Well, you may say, we don’t support the terrorists. Amiel as an answer for that, too: "Terrorist states may well have populations that would not emotionally support terrorism, but, if that prevents us from dealing with the population as our enemy, it is at our own peril."

Whose peril, again?

Then there is Daniel Pipes a columnist for the Jerusalem Post, (which Conrad Black also owns) explaining to Telegraph readers that "Islamists constitute a small but significant minority of Muslims, perhaps 10-15% of the population. Many of them are peacable in appearance, but they must all be considered potential killers." His aria ends when he hits another Telegraph classic note, revealing the hidden hands behind the Manhattan atrocity. "Universities., media outlets, churches and government bureaux have some hard soul-searching to do; their experts on Islam and Muslims have [sic] an influential group of apologists. One recent example is the BBC with its week-long BBC programming [always the worst sort] on Islam. They have counselled against every one of the steps outlined here. These specialists bear some of the responsibility for the unpreparedness that led to this week’s disaster."

Again, let’s leave aside morality for the moment. The single shining fact about Israeli policy against terrorism is that it has failed. It has produced neither peace nor security. Does anyone really believe that treating British Muslims as if one in eight were a potential suicide bomber would make this country more peaceful or more secure?

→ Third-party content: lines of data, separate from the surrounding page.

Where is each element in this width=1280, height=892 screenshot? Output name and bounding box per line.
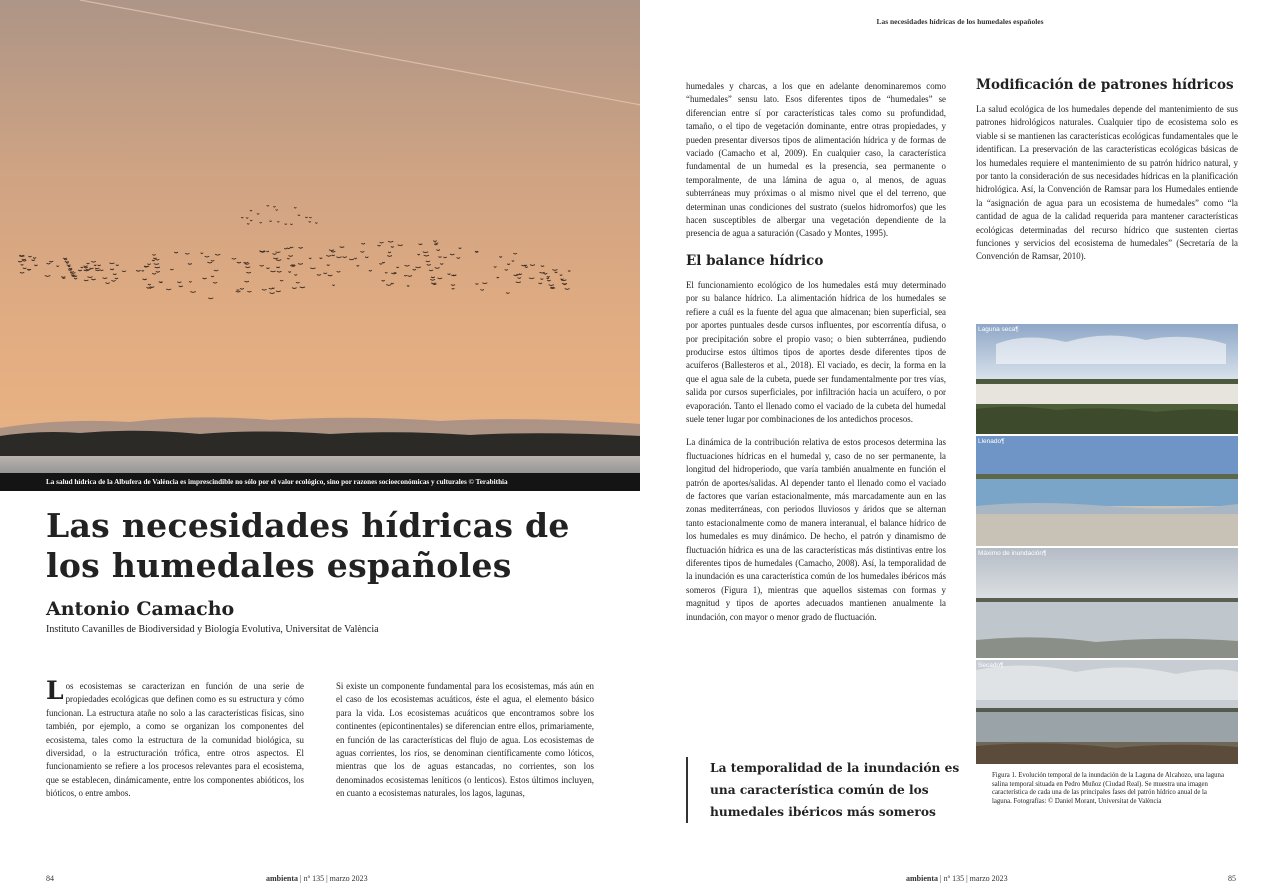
photo-secado (976, 660, 1238, 764)
photo-label-laguna-seca: Laguna seca¶ (978, 326, 1019, 333)
photo-maximo-inundacion (976, 548, 1238, 658)
albufera-sunset-image (0, 0, 641, 491)
intro-text-1: os ecosistemas se caracterizan en función de una serie de propiedades ecológicas que definen como es su estructura y cómo funcionan. La estructura atañe no solo a las características físicas, sino también, por ejemplo, a como se organizan los componentes del ecosistema, tales como la estructura de la comunidad biológica, su diversidad, o la estructuración trófica, entre otros aspectos. El funcionamiento se refiere a los procesos relevantes para el ecosistema, que se establecen, dinámicamente, entre los componentes abióticos, los bióticos, o entre ambos. (46, 681, 304, 799)
pull-quote: La temporalidad de la inundación es una característica común de los humedales ibéricos más someros (686, 757, 960, 823)
photo-label-secado: Secado¶ (978, 662, 1004, 669)
author-affiliation: Instituto Cavanilles de Biodiversidad y Biología Evolutiva, Universitat de València (46, 624, 379, 635)
footer-magazine-left: ambienta | nº 135 | marzo 2023 (266, 874, 368, 883)
heading-patrones-hidricos: Modificación de patrones hídricos (976, 77, 1234, 93)
hero-photo (0, 0, 641, 491)
photo-laguna-seca (976, 324, 1238, 434)
photo-label-maximo: Máximo de inundación¶ (978, 550, 1047, 557)
right-column-1 (686, 80, 946, 624)
intro-column-2 (336, 680, 594, 801)
intro-column-1 (46, 676, 304, 801)
right-column-2 (976, 76, 1238, 264)
author-name: Antonio Camacho (46, 598, 235, 620)
body-paragraph-3: La dinámica de la contribución relativa de estos procesos determina las fluctuaciones hídricas en el humedal y, caso de no ser permanente, la longitud del hidroperiodo, que varía también anualmente en función el patrón de aportes/salidas. Al depender tanto el llenado como el vaciado de factores que varían estacionalmente, más marcadamente aun en las zonas mediterráneas, con periodos lluviosos y áridos que se alternan tanto estacionalmente como de manera interanual, el balance hídrico de los humedales es muy dinámico. De hecho, el patrón y dinamismo de fluctuación hídrica es una de las características más distintivas entre los diferentes tipos de humedales (Camacho, 2008). Así, la temporalidad de la inundación es una característica común de los humedales ibéricos más someros (Figura 1), mientras que aquellos sistemas con formas y magnitud y tipos de aportes adecuados mantienen anualmente la inundación, con mayor o menor grado de fluctuación. (686, 437, 946, 622)
figure-caption: Figura 1. Evolución temporal de la inundación de la Laguna de Alcahozo, una laguna salina temporal situada en Pedro Muñoz (Ciudad Real). Se muestra una imagen característica de cada una de las principales fases del patrón hídrico anual de la laguna. Fotografías: © Daniel Morant, Universitat de València (992, 772, 1224, 805)
footer-magazine-right: ambienta | nº 135 | marzo 2023 (906, 874, 1008, 883)
body-paragraph-4: La salud ecológica de los humedales depende del mantenimiento de sus patrones hidrológicos naturales. Cualquier tipo de ecosistema solo es viable si se mantienen las características ecológicas fundamentales que le identifican. La preservación de las características ecológicas básicas de los humedales requiere el mantenimiento de su patrón hídrico natural, y por tanto la consideración de sus necesidades hídricas en la planificación hidrológica. Así, la Convención de Ramsar para los Humedales entiende la “asignación de agua para un ecosistema de humedales” como “la cantidad de agua de la calidad requerida para mantener características ecológicas determinadas del recurso hídrico que sustenten ciertas funciones y servicios del ecosistema de humedales” (Secretaría de la Convención de Ramsar, 2010). (976, 104, 1238, 262)
photo-llenado (976, 436, 1238, 546)
page-number-left: 84 (46, 874, 54, 883)
drop-cap: L (46, 676, 64, 705)
page-number-right: 85 (1228, 874, 1236, 883)
heading-balance-hidrico: El balance hídrico (686, 252, 824, 269)
hero-caption: La salud hídrica de la Albufera de València es imprescindible no sólo por el valor ecológico, sino por razones socioeconómicas y culturales © Terabithia (0, 473, 641, 491)
photo-label-llenado: Llenado¶ (978, 438, 1005, 445)
intro-text-2: Si existe un componente fundamental para los ecosistemas, más aún en el caso de los ecosistemas acuáticos, éste el agua, el elemento básico para la vida. Los ecosistemas acuáticos que encontramos sobre los continentes (epicontinentales) se diferencian entre ellos, primariamente, en función de las características del flujo de agua. Los ecosistemas de aguas corrientes, los ríos, se denominan científicamente como lóticos, mientras que los de aguas estancadas, no corrientes, son los denominados ecosistemas leníticos (o lenticos). Estos últimos incluyen, en cuanto a ecosistemas naturales, los lagos, lagunas, (336, 681, 594, 799)
body-paragraph-2: El funcionamiento ecológico de los humedales está muy determinado por su balance hídrico. La alimentación hídrica de los humedales se refiere a cuál es la fuente del agua que almacenan; bien superficial, sea por aportes puntuales desde cursos influentes, por escorrentía difusa, o por precipitación sobre el propio vaso; o bien subterránea, pudiendo producirse estos últimos tipos de aportes desde diferentes tipos de acuíferos (Ballesteros et al., 2018). El vaciado, es decir, la forma en la que el agua sale de la cubeta, puede ser fundamentalmente por tres vías, salida por cursos superficiales, por infiltración hacia un acuífero, o por evaporación. Tanto el llenado como el vaciado de la cubeta del humedal suele tener lugar por combinaciones de los antedichos procesos. (686, 279, 946, 424)
body-paragraph-1: humedales y charcas, a los que en adelante denominaremos como “humedales” sensu lato. Esos diferentes tipos de “humedales” se diferencian entre sí por características tales como su profundidad, tamaño, o el tipo de vegetación dominante, entre otras propiedades, y pueden presentar diversos tipos de alimentación hídrica y de formas de vaciado (Camacho et al, 2009). En cualquier caso, la característica fundamental de un humedal es la presencia, sea permanente o temporalmente, de una lámina de agua o, al menos, de aguas subterráneas muy próximas o al mismo nivel que el del terreno, que determinan unas condiciones del sustrato (suelos hidromorfos) que les hacen susceptibles de albergar una vegetación dependiente de la presencia de agua a saturación (Casado y Montes, 1995). (686, 81, 946, 239)
page-title: Las necesidades hídricas de los humedales españoles (46, 506, 570, 585)
running-head: Las necesidades hídricas de los humedales españoles (876, 17, 1044, 26)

The reason I have quoted the Telegraph at such length is not just a kind of fascinated horror. It is because little that was written there would seem at all remarkable in the US, where the decisions about war are actually been made. Richard Perles, the last of these quotable experts, actually served for six years in Ronald Reagan’s cabinet. In the course of an attack on the "Vichyite defeatism" which queries the usefulness of invading Afghanistan and doesn’t see that "Those countries that harbour terrorists … must themselves be destroyed", he writes. "No coalition to defeat terrorism can include countries that countenance campaigns of hate and vilification. Countries that tolerate the incitement to kill civilians — Americans, Britons, Israelis and others — have no legitimate role in the war against terrorism."

The Conservative columnist Ann Coulter, writing in the New York Post said: "Airports scrupulously apply the same laughably ineffective airport harassment to Suzy Chapstick as to Muslim hijackers. It is preposterous to assume every passenger is a potential crazed homicidal maniac. We know who the homicidal maniacs are. They are the ones cheering and dancing right now. We should invade their countries, kill their leaders and convert them to Christianity. We weren't punctilious about locating and punishing only Hitler and his top officers. We carpet-bombed German cities; we killed civilians. That's war. And this is war."